There are escapes and compensations. Today the kids can slip away into tech worlds that adults can’t access. They can directly confront porn as extreme as it can get, crossing over into death. The boys in particular take refuge in movement: surfing, skate-boards, parcours. The adults object, “Oh, that’s too dangerous! Why don’t you go in for football where you will only get concussions or basketball where you will only blow out your knees? Or you could be a wrestler with a big important coach like Denny Hastert.” But the boys go free-form, and around here ride fast on horses, dogs running behind. Fathers say, “I know best. Get out of my house.” Around here you go stay with your auntie a while.
Dangerous is the knife that cuts both ways. One gets respect for beautiful danger, esp. if there’s singing. One can be a movie star. It’s a bit of protection, even in a time when as soon as the new “Star Wars” episode comes out, fans begin writing pornographic versions. It’s arousing. It’s a kick of adrenaline, the true addiction of our time.

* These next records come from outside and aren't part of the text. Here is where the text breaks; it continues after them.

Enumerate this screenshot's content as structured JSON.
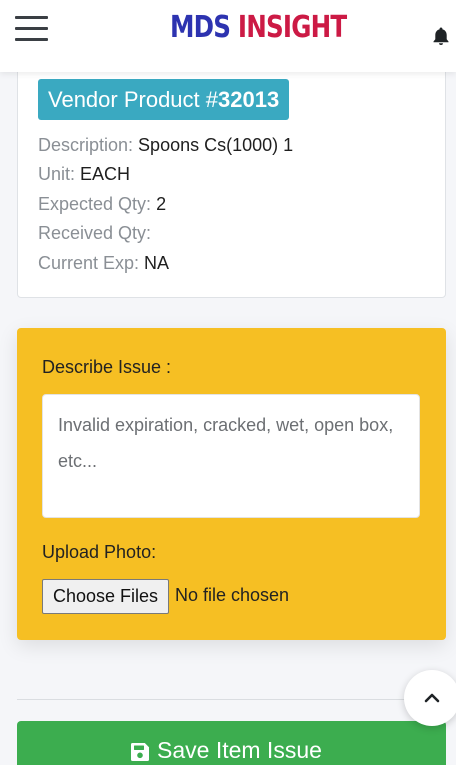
{
  "header": {
    "logo_part1": "MDS",
    "logo_part2": " INSIGHT",
    "menu_icon": "hamburger-menu-icon",
    "bell_icon": "bell-icon"
  },
  "product": {
    "badge_prefix": "Vendor Product #",
    "badge_number": "32013",
    "description_label": "Description:",
    "description_value": " Spoons Cs(1000) 1",
    "unit_label": "Unit:",
    "unit_value": " EACH",
    "expected_label": "Expected Qty:",
    "expected_value": " 2",
    "received_label": "Received Qty:",
    "received_value": "",
    "exp_label": "Current Exp:",
    "exp_value": " NA"
  },
  "issue_form": {
    "describe_label": "Describe Issue :",
    "describe_placeholder": "Invalid expiration, cracked, wet, open box, etc...",
    "describe_value": "",
    "upload_label": "Upload Photo:",
    "choose_files_label": "Choose Files",
    "no_file_text": "No file chosen"
  },
  "actions": {
    "save_label": "Save Item Issue",
    "save_icon": "floppy-disk-icon",
    "scroll_top_icon": "chevron-up-icon"
  },
  "colors": {
    "panel_bg": "#f6bf23",
    "badge_bg": "#3aa9c1",
    "save_bg": "#3cad4f",
    "logo_blue": "#2d33b0",
    "logo_red": "#cc1a45"
  }
}
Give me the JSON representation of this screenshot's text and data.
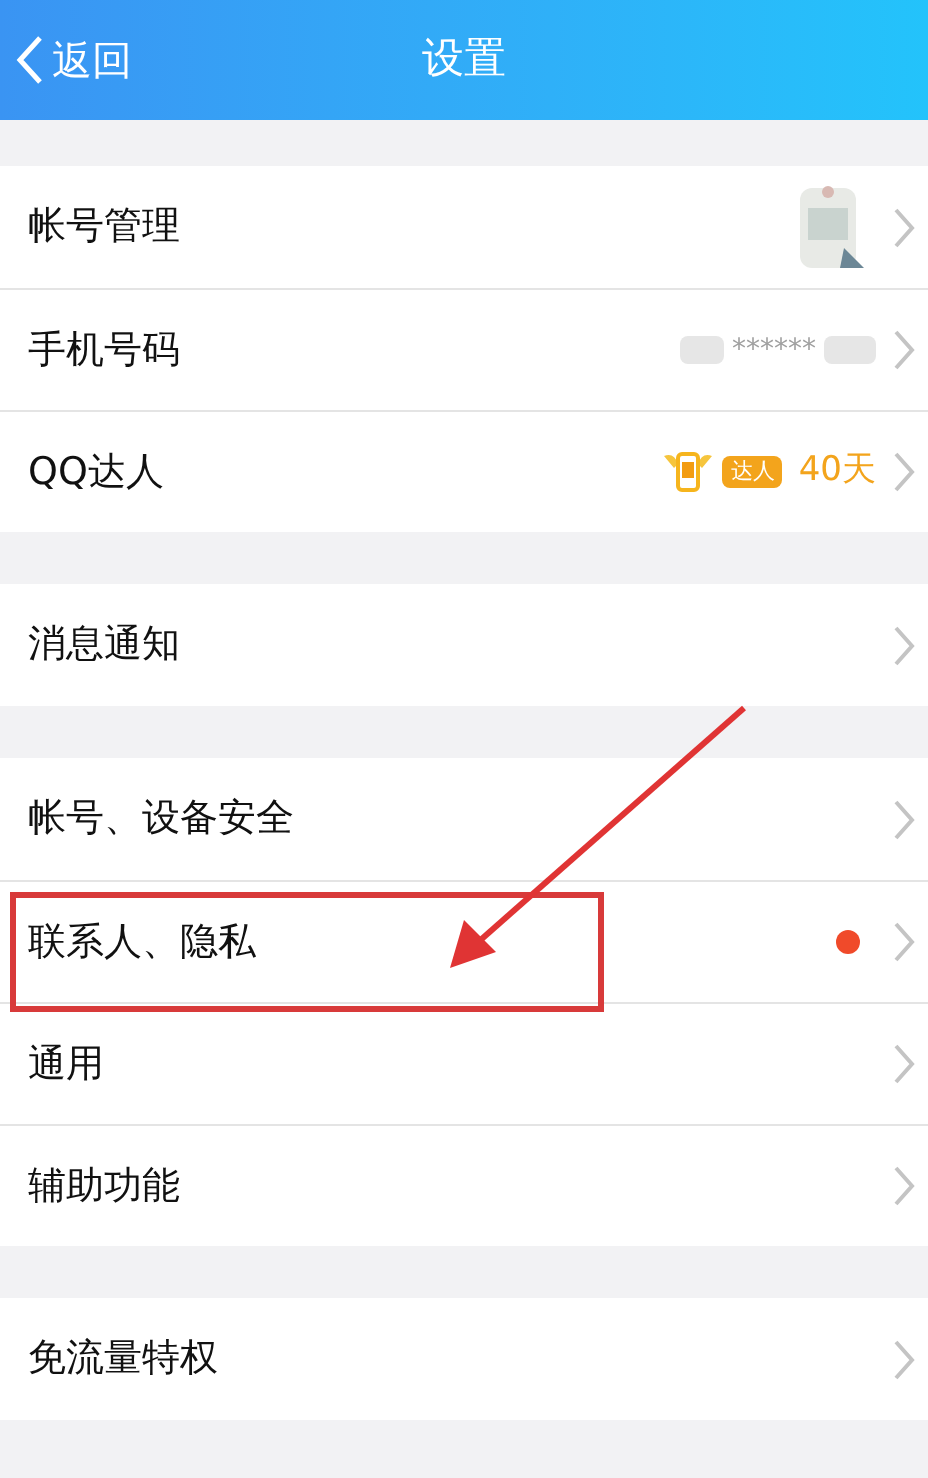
{
  "header": {
    "back": "返回",
    "title": "设置"
  },
  "groups": [
    {
      "items": [
        {
          "label": "帐号管理",
          "kind": "avatar",
          "highlighted": false
        },
        {
          "label": "手机号码",
          "kind": "masked",
          "value": "******",
          "highlighted": false
        },
        {
          "label": "QQ达人",
          "kind": "badge",
          "badge": "达人",
          "value": "40天",
          "highlighted": false
        }
      ]
    },
    {
      "items": [
        {
          "label": "消息通知",
          "kind": "plain",
          "highlighted": false
        }
      ]
    },
    {
      "items": [
        {
          "label": "帐号、设备安全",
          "kind": "plain",
          "highlighted": false
        },
        {
          "label": "联系人、隐私",
          "kind": "dot",
          "color": "#f04a2a",
          "highlighted": true
        },
        {
          "label": "通用",
          "kind": "plain",
          "highlighted": false
        },
        {
          "label": "辅助功能",
          "kind": "plain",
          "highlighted": false
        }
      ]
    },
    {
      "items": [
        {
          "label": "免流量特权",
          "kind": "plain",
          "highlighted": false
        }
      ]
    }
  ]
}
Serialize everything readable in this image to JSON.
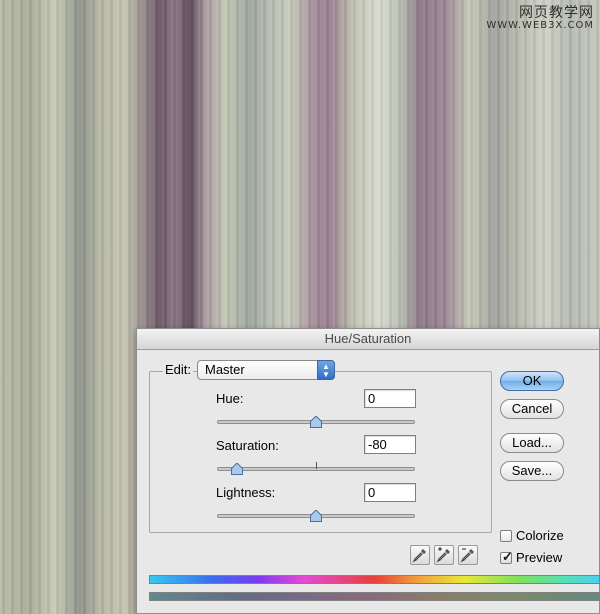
{
  "watermark": {
    "line1": "网页教学网",
    "line2": "WWW.WEB3X.COM"
  },
  "dialog": {
    "title": "Hue/Saturation",
    "edit": {
      "label": "Edit:",
      "value": "Master"
    },
    "params": [
      {
        "label": "Hue:",
        "value": "0",
        "slider_fraction": 0.5
      },
      {
        "label": "Saturation:",
        "value": "-80",
        "slider_fraction": 0.1
      },
      {
        "label": "Lightness:",
        "value": "0",
        "slider_fraction": 0.5
      }
    ],
    "buttons": {
      "ok": "OK",
      "cancel": "Cancel",
      "load": "Load...",
      "save": "Save..."
    },
    "colorize": {
      "label": "Colorize",
      "checked": false
    },
    "preview": {
      "label": "Preview",
      "checked": true
    },
    "eyedroppers": [
      "eyedropper-icon",
      "eyedropper-plus-icon",
      "eyedropper-minus-icon"
    ]
  }
}
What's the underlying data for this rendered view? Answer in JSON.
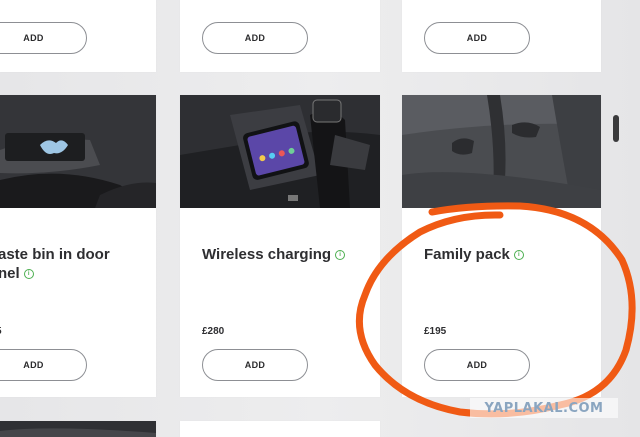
{
  "products": {
    "top_row": [
      {
        "add_label": "ADD"
      },
      {
        "add_label": "ADD"
      },
      {
        "add_label": "ADD"
      }
    ],
    "items": [
      {
        "title_line1": "aste bin in door",
        "title_line2": "nel",
        "price": "5",
        "add_label": "ADD",
        "info_icon": "i"
      },
      {
        "title_line1": "Wireless charging",
        "price": "£280",
        "add_label": "ADD",
        "info_icon": "i"
      },
      {
        "title_line1": "Family pack",
        "price": "£195",
        "add_label": "ADD",
        "info_icon": "i"
      }
    ]
  },
  "annotation": {
    "color": "#f05a14"
  },
  "watermark": {
    "text": "YAPLAKAL.COM"
  },
  "colors": {
    "info_accent": "#4caf50",
    "card_background": "#ffffff",
    "page_background": "#e9e9ea"
  }
}
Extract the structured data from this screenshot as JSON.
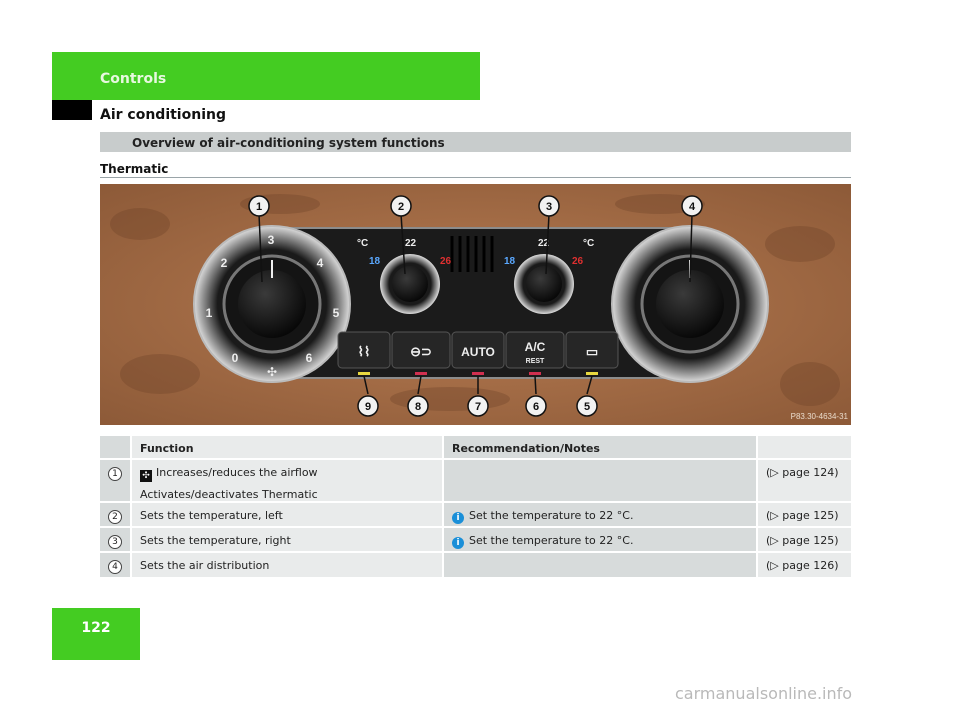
{
  "header": {
    "section": "Controls",
    "subsection": "Air conditioning"
  },
  "overview_title": "Overview of air-conditioning system functions",
  "system_name": "Thermatic",
  "photo": {
    "reference_code": "P83.30-4634-31",
    "callouts": [
      "1",
      "2",
      "3",
      "4",
      "5",
      "6",
      "7",
      "8",
      "9"
    ],
    "left_dial_numbers": [
      "0",
      "1",
      "2",
      "3",
      "4",
      "5",
      "6"
    ],
    "temp_labels": {
      "unit": "°C",
      "mid": "22",
      "low": "18",
      "high": "26"
    },
    "buttons": {
      "auto": "AUTO",
      "ac": "A/C",
      "rest": "REST"
    }
  },
  "table": {
    "headers": {
      "function": "Function",
      "notes": "Recommendation/Notes"
    },
    "rows": [
      {
        "num": "1",
        "function_line1": "Increases/reduces the airflow",
        "function_line2": "Activates/deactivates Thermatic",
        "note": "",
        "page": "(▷ page 124)"
      },
      {
        "num": "2",
        "function_line1": "Sets the temperature, left",
        "note": "Set the temperature to 22 °C.",
        "page": "(▷ page 125)"
      },
      {
        "num": "3",
        "function_line1": "Sets the temperature, right",
        "note": "Set the temperature to 22 °C.",
        "page": "(▷ page 125)"
      },
      {
        "num": "4",
        "function_line1": "Sets the air distribution",
        "note": "",
        "page": "(▷ page 126)"
      }
    ]
  },
  "page_number": "122",
  "watermark": "carmanualsonline.info",
  "colors": {
    "accent_green": "#44cc22",
    "info_blue": "#1a8fd8"
  }
}
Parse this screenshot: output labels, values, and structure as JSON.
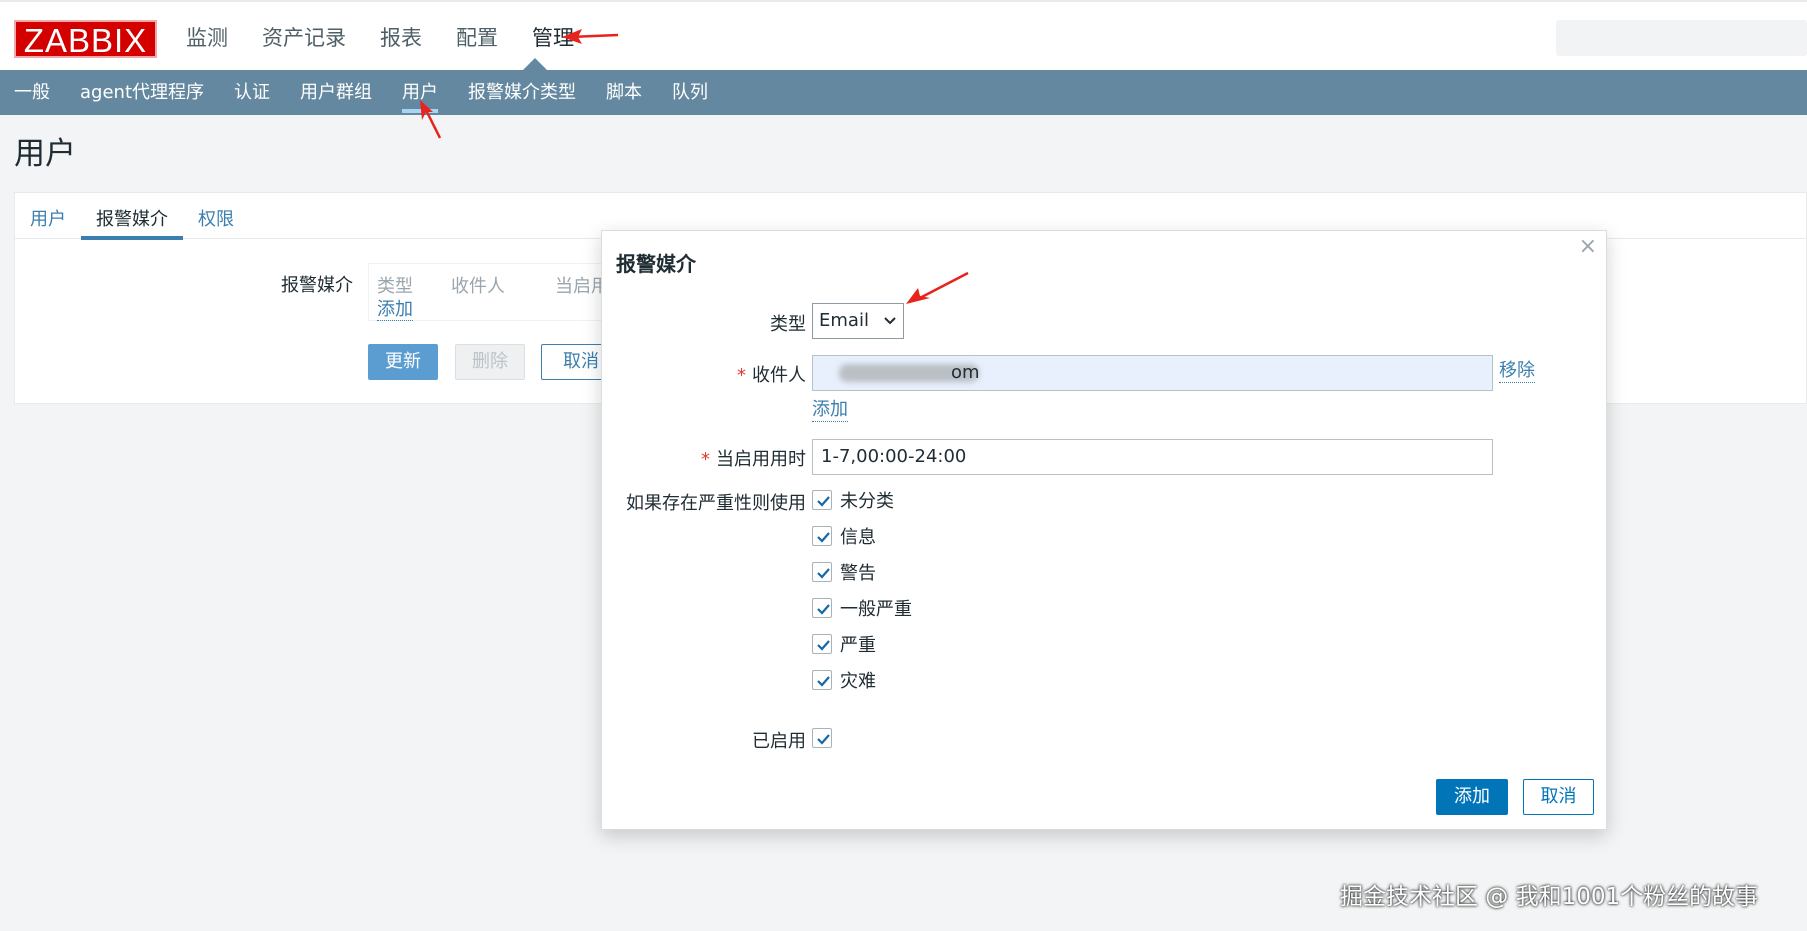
{
  "brand": {
    "logo": "ZABBIX"
  },
  "topnav": [
    "监测",
    "资产记录",
    "报表",
    "配置",
    "管理"
  ],
  "subnav": [
    "一般",
    "agent代理程序",
    "认证",
    "用户群组",
    "用户",
    "报警媒介类型",
    "脚本",
    "队列"
  ],
  "page": {
    "title": "用户"
  },
  "tabs": [
    "用户",
    "报警媒介",
    "权限"
  ],
  "media_section": {
    "label": "报警媒介",
    "columns": [
      "类型",
      "收件人",
      "当启用"
    ],
    "add_link": "添加"
  },
  "form_buttons": {
    "update": "更新",
    "delete": "删除",
    "cancel": "取消"
  },
  "dialog": {
    "title": "报警媒介",
    "close": "×",
    "type_label": "类型",
    "type_value": "Email",
    "recipient_label": "收件人",
    "recipient_value": "om",
    "remove_link": "移除",
    "add_link": "添加",
    "period_label": "当启用用时",
    "period_value": "1-7,00:00-24:00",
    "severity_label": "如果存在严重性则使用",
    "severities": [
      "未分类",
      "信息",
      "警告",
      "一般严重",
      "严重",
      "灾难"
    ],
    "enabled_label": "已启用",
    "add_button": "添加",
    "cancel_button": "取消"
  },
  "watermark": "掘金技术社区 @ 我和1001个粉丝的故事",
  "colors": {
    "header": "#64889f",
    "link": "#3b7fae",
    "primary": "#0275b8",
    "logo": "#d40000",
    "annotation": "#e8221c"
  }
}
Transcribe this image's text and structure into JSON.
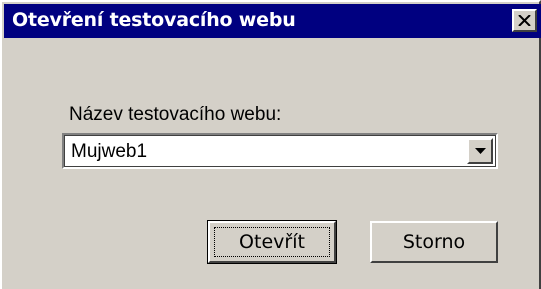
{
  "window": {
    "title": "Otevření testovacího webu",
    "close_icon": "close-icon"
  },
  "form": {
    "site_name_label": "Název testovacího webu:",
    "site_name_value": "Mujweb1",
    "dropdown_icon": "chevron-down-icon"
  },
  "buttons": {
    "open_label": "Otevřít",
    "cancel_label": "Storno"
  },
  "colors": {
    "titlebar": "#000080",
    "face": "#d4d0c8",
    "title_text": "#ffffff"
  }
}
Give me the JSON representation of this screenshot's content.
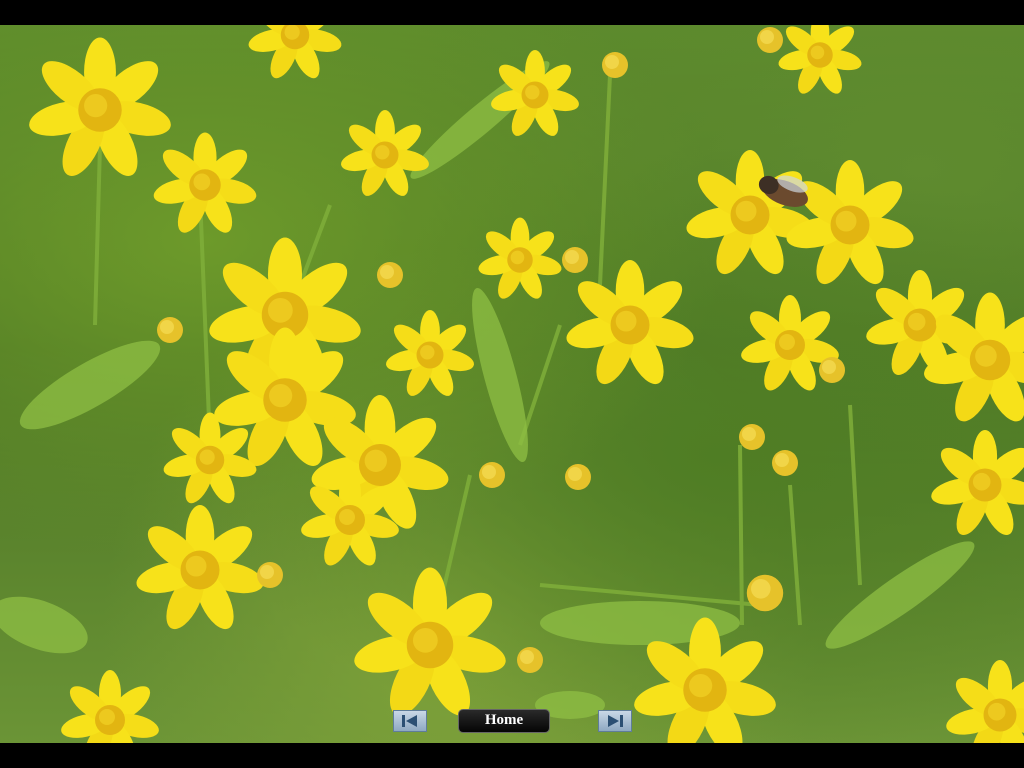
{
  "controls": {
    "prev_icon": "skip-previous-icon",
    "home_label": "Home",
    "next_icon": "skip-next-icon"
  },
  "photo": {
    "subject": "yellow-wildflowers"
  },
  "colors": {
    "frame": "#000000",
    "petal": "#f7e21a",
    "center": "#e2b511",
    "foliage": "#5c8a2c",
    "button_face": "#a9c0d6"
  }
}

Clever danger creates double-binds that guarantee results. Damned if you do, damned if you don’t. Tell about these semi-secret, sometimes marketable patterns, and you will be accused of knowing because of participation. (That was in “American Odyssey,” the movie I marathon-watched last night. The heroine survivor witnessed an American atrocity but the perps said she only survived because she was a collaborator. So much for patriotism.)
Don’t tell about the seething pit of violence under our society, and you are accused of being stupid, oblivious, uncaring. Nothing that can be cured by wearing a ribbon or even getting on the board of a nonprofit. So the first thing to do is accept the idea of being damned, but at least out of choice. Observe. Testify. Take the consequences. Which may be death, not even your own. Bitterly, bitterly, bitterly. But with love. Because you can.